Simon helped him up with a slap on the shoulder. He then turned to find the rest of the group. Hogarth and Charlotte were tending a badly beaten Penny. The engineer turned her head, blood dripping down her bruised face. She winked, then fell back in unconsciousness. They were all still alive although the blood and agony were plentiful. Malcolm tossed Charlotte his long coat, which she donned with a broad grin, wrapping herself up in its warmth.
Simon squeezed Kate hard with a grunt of pain, then released her. They both looked down at the desiccated body of Barnes. It was a crumbling wreck now, with no animation. Simon prodded it with his foot and the jaw fell loose to the floor.
Kate asked, “What’s became of Ash?”
“I don’t know. Perhaps she managed to abandon Barnes’s body in time, or perhaps the Skin of Ra ate her. Given her centuries of survival, we can safely assume she has slipped back into the shadows again.”
“If she’s alive, don’t you think she’ll come after us?”
Simon put his arm around her shoulder. “Who isn’t coming after us?”
He felt something cold in the palm of his hand and looked down at the key. It felt different. He spoke the ancient word for miracle, but there was no response. The magic was gone.
The same could be said for himself. They were all alive. After such a battle, he should be laughing, enfolded in aether intoxication.
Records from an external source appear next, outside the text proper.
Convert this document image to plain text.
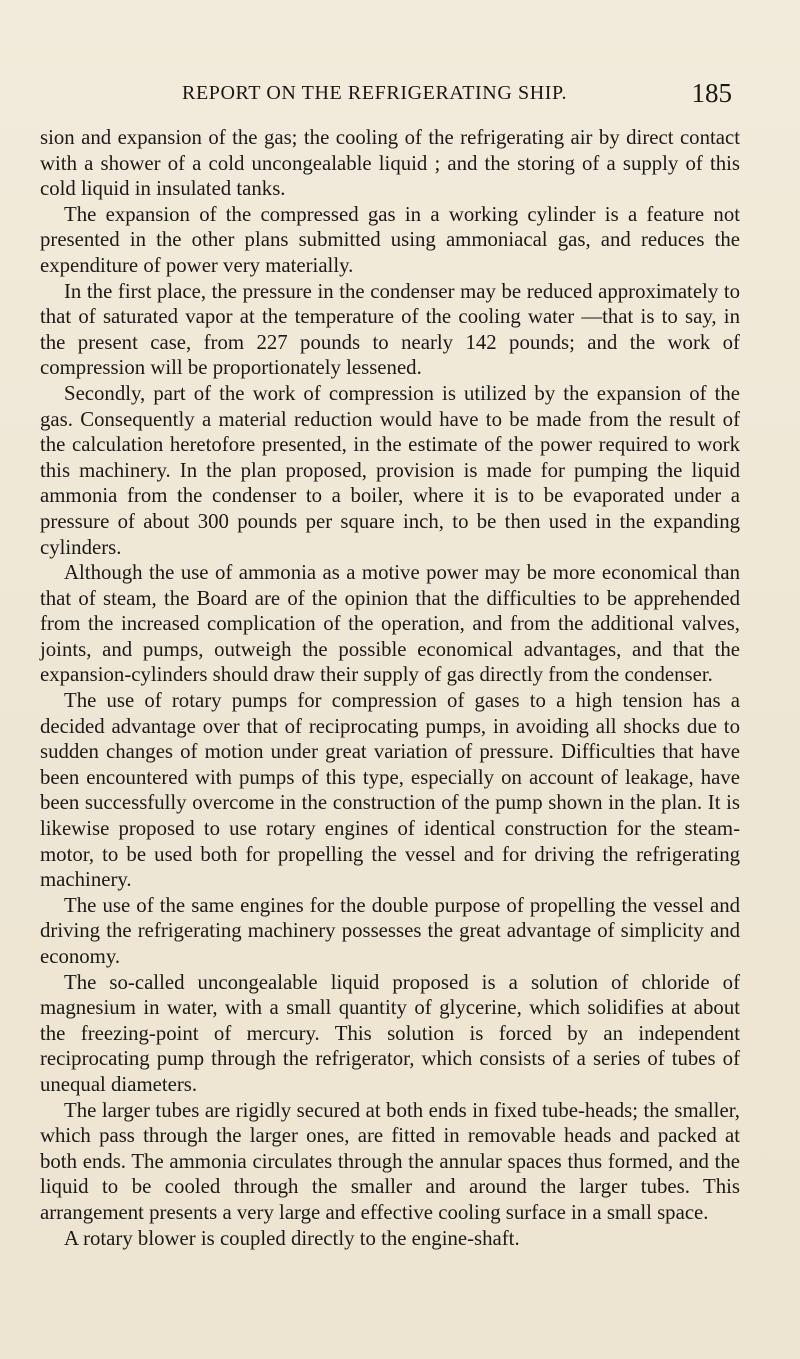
REPORT ON THE REFRIGERATING SHIP.	185

sion and expansion of the gas; the cooling of the refrigerating air by direct contact with a shower of a cold uncongealable liquid ; and the storing of a supply of this cold liquid in insulated tanks.

The expansion of the compressed gas in a working cylinder is a feature not presented in the other plans submitted using ammoniacal gas, and reduces the expenditure of power very materially.

In the first place, the pressure in the condenser may be reduced approximately to that of saturated vapor at the temperature of the cooling water —that is to say, in the present case, from 227 pounds to nearly 142 pounds; and the work of compression will be proportionately lessened.

Secondly, part of the work of compression is utilized by the expansion of the gas. Consequently a material reduction would have to be made from the result of the calculation heretofore presented, in the estimate of the power required to work this machinery. In the plan proposed, provision is made for pumping the liquid ammonia from the condenser to a boiler, where it is to be evaporated under a pressure of about 300 pounds per square inch, to be then used in the expanding cylinders.

Although the use of ammonia as a motive power may be more economical than that of steam, the Board are of the opinion that the difficulties to be apprehended from the increased complication of the operation, and from the additional valves, joints, and pumps, outweigh the possible economical advantages, and that the expansion-cylinders should draw their supply of gas directly from the condenser.

The use of rotary pumps for compression of gases to a high tension has a decided advantage over that of reciprocating pumps, in avoiding all shocks due to sudden changes of motion under great variation of pressure. Difficulties that have been encountered with pumps of this type, especially on account of leakage, have been successfully overcome in the construction of the pump shown in the plan. It is likewise proposed to use rotary engines of identical construction for the steam-motor, to be used both for propelling the vessel and for driving the refrigerating machinery.

The use of the same engines for the double purpose of propelling the vessel and driving the refrigerating machinery possesses the great advantage of simplicity and economy.

The so-called uncongealable liquid proposed is a solution of chloride of magnesium in water, with a small quantity of glycerine, which solidifies at about the freezing-point of mercury. This solution is forced by an independent reciprocating pump through the refrigerator, which consists of a series of tubes of unequal diameters.

The larger tubes are rigidly secured at both ends in fixed tube-heads; the smaller, which pass through the larger ones, are fitted in removable heads and packed at both ends. The ammonia circulates through the annular spaces thus formed, and the liquid to be cooled through the smaller and around the larger tubes. This arrangement presents a very large and effective cooling surface in a small space.

A rotary blower is coupled directly to the engine-shaft.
There was only a hush from the realm of aether. He wanted to touch it, but it was not there. Not even a ghostly whisper of it.
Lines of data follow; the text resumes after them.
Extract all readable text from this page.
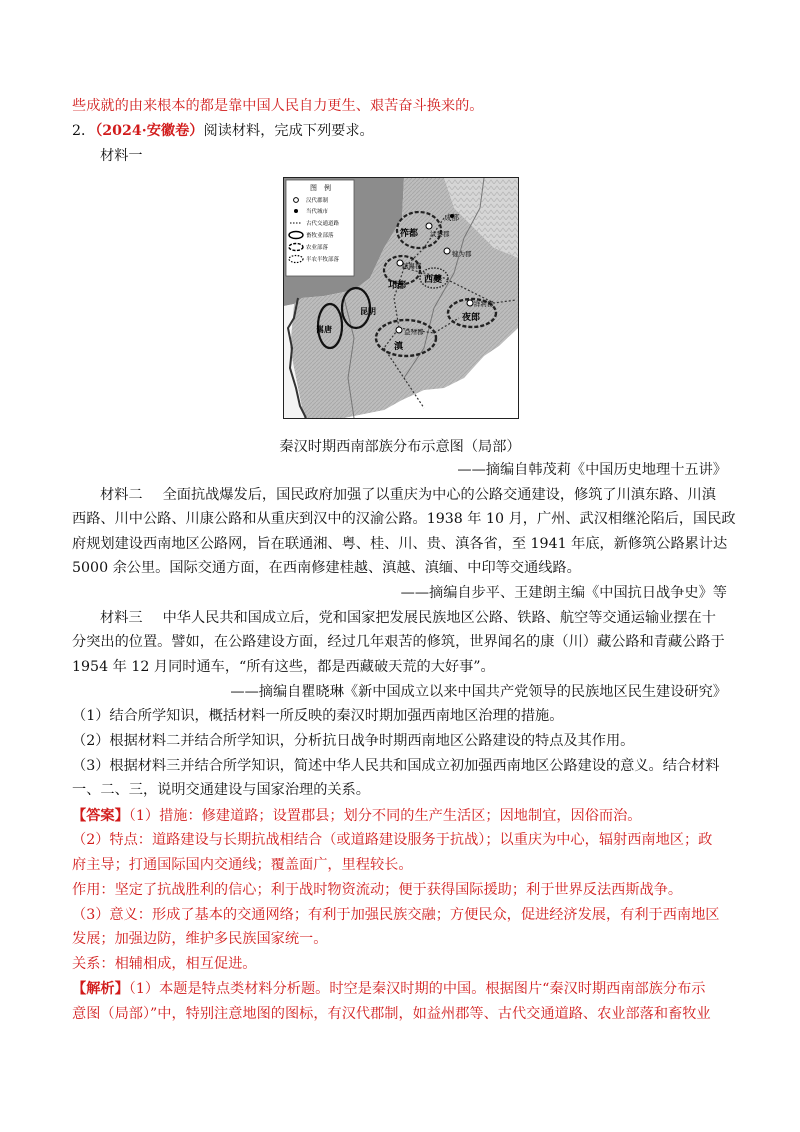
些成就的由来根本的都是靠中国人民自力更生、艰苦奋斗换来的。
2．（2024·安徽卷）阅读材料，完成下列要求。
材料一
图　例
汉代郡制
当代城市
古代交通道路
畜牧业部落
农业部落
半农半牧部落
成都
汶黎郡
犍为郡
越巂郡
筰都
邛都
西夔
牂牁郡
夜郎
昆明
嶲唐	益州郡
滇
秦汉时期西南部族分布示意图（局部）
——摘编自韩茂莉《中国历史地理十五讲》
材料二 全面抗战爆发后，国民政府加强了以重庆为中心的公路交通建设，修筑了川滇东路、川滇
西路、川中公路、川康公路和从重庆到汉中的汉渝公路。1938 年 10 月，广州、武汉相继沦陷后，国民政
府规划建设西南地区公路网，旨在联通湘、粤、桂、川、贵、滇各省，至 1941 年底，新修筑公路累计达
5000 余公里。国际交通方面，在西南修建桂越、滇越、滇缅、中印等交通线路。
——摘编自步平、王建朗主编《中国抗日战争史》等
材料三 中华人民共和国成立后，党和国家把发展民族地区公路、铁路、航空等交通运输业摆在十
分突出的位置。譬如，在公路建设方面，经过几年艰苦的修筑，世界闻名的康（川）藏公路和青藏公路于
1954 年 12 月同时通车，“所有这些，都是西藏破天荒的大好事”。
——摘编自瞿晓琳《新中国成立以来中国共产党领导的民族地区民生建设研究》
（1）结合所学知识，概括材料一所反映的秦汉时期加强西南地区治理的措施。
（2）根据材料二并结合所学知识，分析抗日战争时期西南地区公路建设的特点及其作用。
（3）根据材料三并结合所学知识，简述中华人民共和国成立初加强西南地区公路建设的意义。结合材料
一、二、三，说明交通建设与国家治理的关系。
【答案】（1）措施：修建道路；设置郡县；划分不同的生产生活区；因地制宜，因俗而治。
（2）特点：道路建设与长期抗战相结合（或道路建设服务于抗战）；以重庆为中心，辐射西南地区；政
府主导；打通国际国内交通线；覆盖面广，里程较长。
作用：坚定了抗战胜利的信心；利于战时物资流动；便于获得国际援助；利于世界反法西斯战争。
（3）意义：形成了基本的交通网络；有利于加强民族交融；方便民众，促进经济发展，有利于西南地区
发展；加强边防，维护多民族国家统一。
关系：相辅相成，相互促进。
【解析】（1）本题是特点类材料分析题。时空是秦汉时期的中国。根据图片“秦汉时期西南部族分布示
意图（局部）”中，特别注意地图的图标，有汉代郡制，如益州郡等、古代交通道路、农业部落和畜牧业
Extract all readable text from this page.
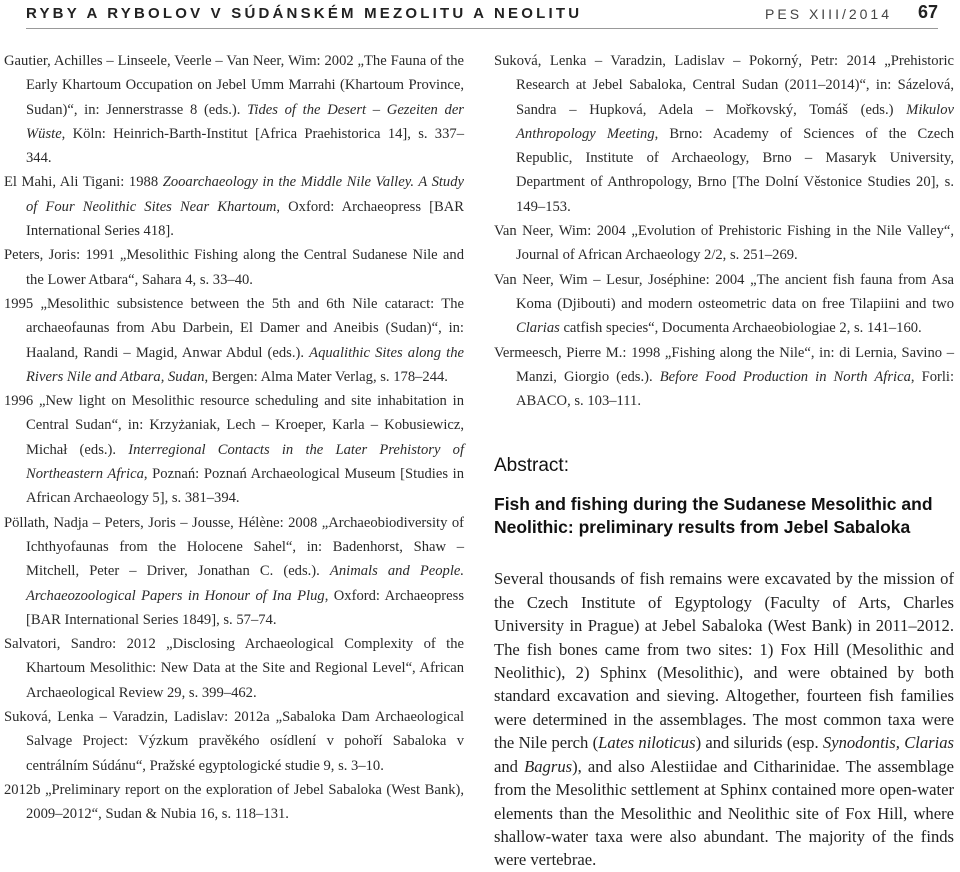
RYBY A RYBOLOV V SÚDÁNSKÉM MEZOLITU A NEOLITU	PES XIII/2014 67

Gautier, Achilles – Linseele, Veerle – Van Neer, Wim: 2002 „The Fauna of the Early Khartoum Occupation on Jebel Umm Marrahi (Khartoum Province, Sudan)“, in: Jennerstrasse 8 (eds.). Tides of the Desert – Gezeiten der Wüste, Köln: Heinrich-Barth-Institut [Africa Praehistorica 14], s. 337–344.

El Mahi, Ali Tigani: 1988 Zooarchaeology in the Middle Nile Valley. A Study of Four Neolithic Sites Near Khartoum, Oxford: Archaeopress [BAR International Series 418].

Peters, Joris: 1991 „Mesolithic Fishing along the Central Sudanese Nile and the Lower Atbara“, Sahara 4, s. 33–40.

1995 „Mesolithic subsistence between the 5th and 6th Nile cataract: The archaeofaunas from Abu Darbein, El Damer and Aneibis (Sudan)“, in: Haaland, Randi – Magid, Anwar Abdul (eds.). Aqualithic Sites along the Rivers Nile and Atbara, Sudan, Bergen: Alma Mater Verlag, s. 178–244.

1996 „New light on Mesolithic resource scheduling and site inhabitation in Central Sudan“, in: Krzyżaniak, Lech – Kroeper, Karla – Kobusiewicz, Michał (eds.). Interregional Contacts in the Later Prehistory of Northeastern Africa, Poznań: Poznań Archaeological Museum [Studies in African Archaeology 5], s. 381–394.

Pöllath, Nadja – Peters, Joris – Jousse, Hélène: 2008 „Archaeobiodiversity of Ichthyofaunas from the Holocene Sahel“, in: Badenhorst, Shaw – Mitchell, Peter – Driver, Jonathan C. (eds.). Animals and People. Archaeozoological Papers in Honour of Ina Plug, Oxford: Archaeopress [BAR International Series 1849], s. 57–74.

Salvatori, Sandro: 2012 „Disclosing Archaeological Complexity of the Khartoum Mesolithic: New Data at the Site and Regional Level“, African Archaeological Review 29, s. 399–462.

Suková, Lenka – Varadzin, Ladislav: 2012a „Sabaloka Dam Archaeological Salvage Project: Výzkum pravěkého osídlení v pohoří Sabaloka v centrálním Súdánu“, Pražské egyptologické studie 9, s. 3–10.

2012b „Preliminary report on the exploration of Jebel Sabaloka (West Bank), 2009–2012“, Sudan & Nubia 16, s. 118–131.

Suková, Lenka – Varadzin, Ladislav – Pokorný, Petr: 2014 „Prehistoric Research at Jebel Sabaloka, Central Sudan (2011–2014)“, in: Sázelová, Sandra – Hupková, Adela – Mořkovský, Tomáš (eds.) Mikulov Anthropology Meeting, Brno: Academy of Sciences of the Czech Republic, Institute of Archaeology, Brno – Masaryk University, Department of Anthropology, Brno [The Dolní Věstonice Studies 20], s. 149–153.

Van Neer, Wim: 2004 „Evolution of Prehistoric Fishing in the Nile Valley“, Journal of African Archaeology 2/2, s. 251–269.

Van Neer, Wim – Lesur, Joséphine: 2004 „The ancient fish fauna from Asa Koma (Djibouti) and modern osteometric data on free Tilapiini and two Clarias catfish species“, Documenta Archaeobiologiae 2, s. 141–160.

Vermeesch, Pierre M.: 1998 „Fishing along the Nile“, in: di Lernia, Savino – Manzi, Giorgio (eds.). Before Food Production in North Africa, Forli: ABACO, s. 103–111.

Abstract:

Fish and fishing during the Sudanese Mesolithic and Neolithic: preliminary results from Jebel Sabaloka

Several thousands of fish remains were excavated by the mission of the Czech Institute of Egyptology (Faculty of Arts, Charles University in Prague) at Jebel Sabaloka (West Bank) in 2011–2012. The fish bones came from two sites: 1) Fox Hill (Mesolithic and Neolithic), 2) Sphinx (Mesolithic), and were obtained by both standard excavation and sieving. Altogether, fourteen fish families were determined in the assemblages. The most common taxa were the Nile perch (Lates niloticus) and silurids (esp. Synodontis, Clarias and Bagrus), and also Alestiidae and Citharinidae. The assemblage from the Mesolithic settlement at Sphinx contained more open-water elements than the Mesolithic and Neolithic site of Fox Hill, where shallow-water taxa were also abundant. The majority of the finds were vertebrae.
Kate turned to Simon and he kept smiling although inside he was petrified.
Chapter Twenty-nine
Jane Somerset sat quietly in the small front parlor. The only sound was the click of her knitting needles. She paid little attention to the work; she had done it so much it required none. The mere activity, the constructive repetition, gave her solace. Creation of those little objects satisfied some need in Jane. It was as if she felt the warmth they would give a poor, cold soul.
Her father sat in a chair near her turning the pages of the newspaper. He didn’t truly read much of it, but the act of turning pages made him feel productive and knowledgeable. He was still a part of society if he sat with the news every day, even if he had no memory a few hours later of what he had just read.
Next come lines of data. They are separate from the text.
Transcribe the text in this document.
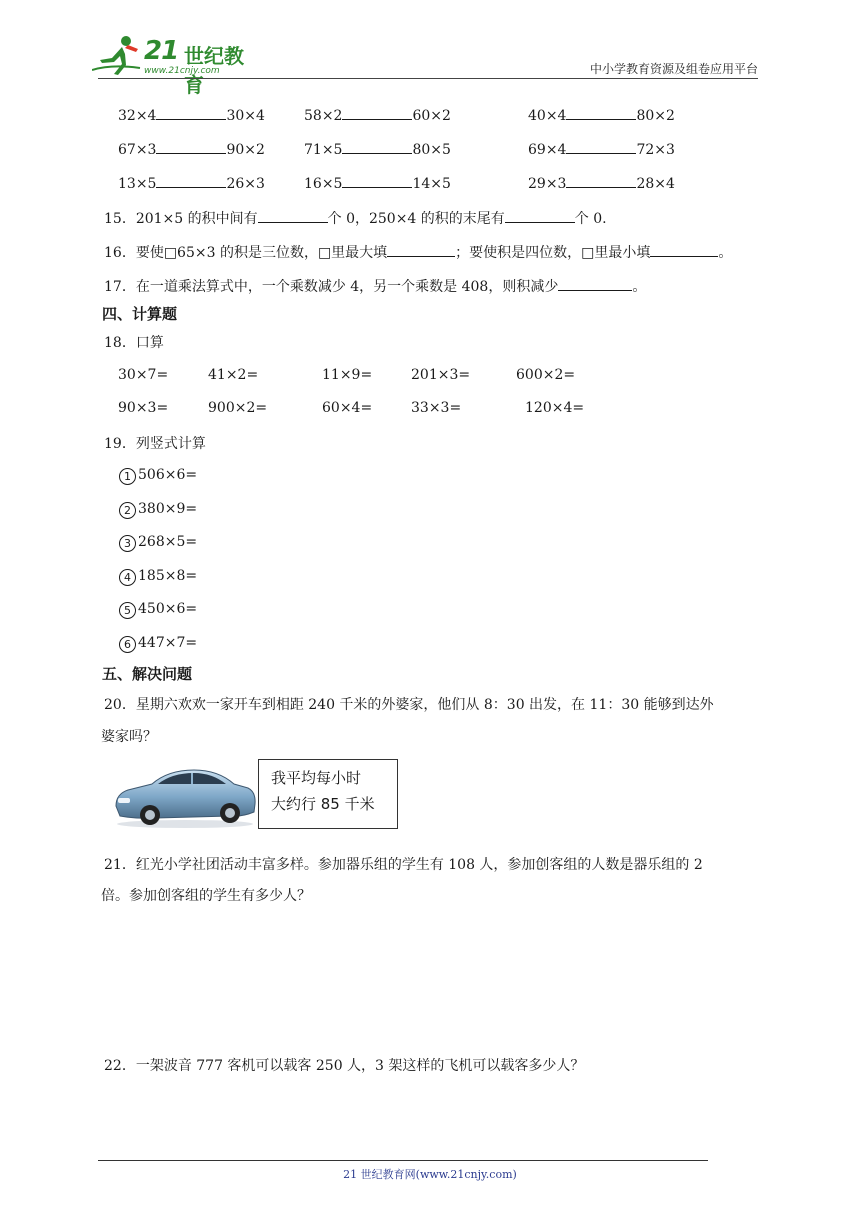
21 世纪教育
www.21cnjy.com	中小学教育资源及组卷应用平台
32×4	30×4	58×2	60×2	40×4	80×2
67×3	90×2	71×5	80×5	69×4	72×3
13×5	26×3	16×5	14×5	29×3	28×4
15．201×5 的积中间有	个 0，250×4 的积的末尾有	个 0.
16．要使□65×3 的积是三位数，□里最大填	；要使积是四位数，□里最小填	。
17．在一道乘法算式中，一个乘数减少 4，另一个乘数是 408，则积减少	。
四、计算题
18．口算
30×7=	41×2=	11×9=	201×3=	600×2=
90×3=	900×2=	60×4=	33×3=	120×4=
19．列竖式计算
1 506×6=
2 380×9=
3 268×5=
4 185×8=
5 450×6=
6 447×7=
五、解决问题
20．星期六欢欢一家开车到相距 240 千米的外婆家，他们从 8：30 出发，在 11：30 能够到达外
婆家吗？
我平均每小时
大约行 85 千米
21．红光小学社团活动丰富多样。参加器乐组的学生有 108 人，参加创客组的人数是器乐组的 2
倍。参加创客组的学生有多少人？
22．一架波音 777 客机可以载客 250 人，3 架这样的飞机可以载客多少人？
21 世纪教育网(www.21cnjy.com)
The sound of the door knocker surprised Jane. She heard Mrs. Cummings pass by, heading for the door. The old clock read 9:00 in the evening. It was late for visitors.
Except perhaps Mr. MacFarlane.
Jane fussed with her frock to tidy the simple lace and puff the sleeves. She put her knitting aside. Then she snatched it up again. Best to look industrious rather than just staring off into space.
Mrs. Cummings appeared at the parlor door with a strange look on her face. She seemed both surprised and judgmental of Jane’s frivolous new society of late-night guests. “You have visitors, Miss Jane.”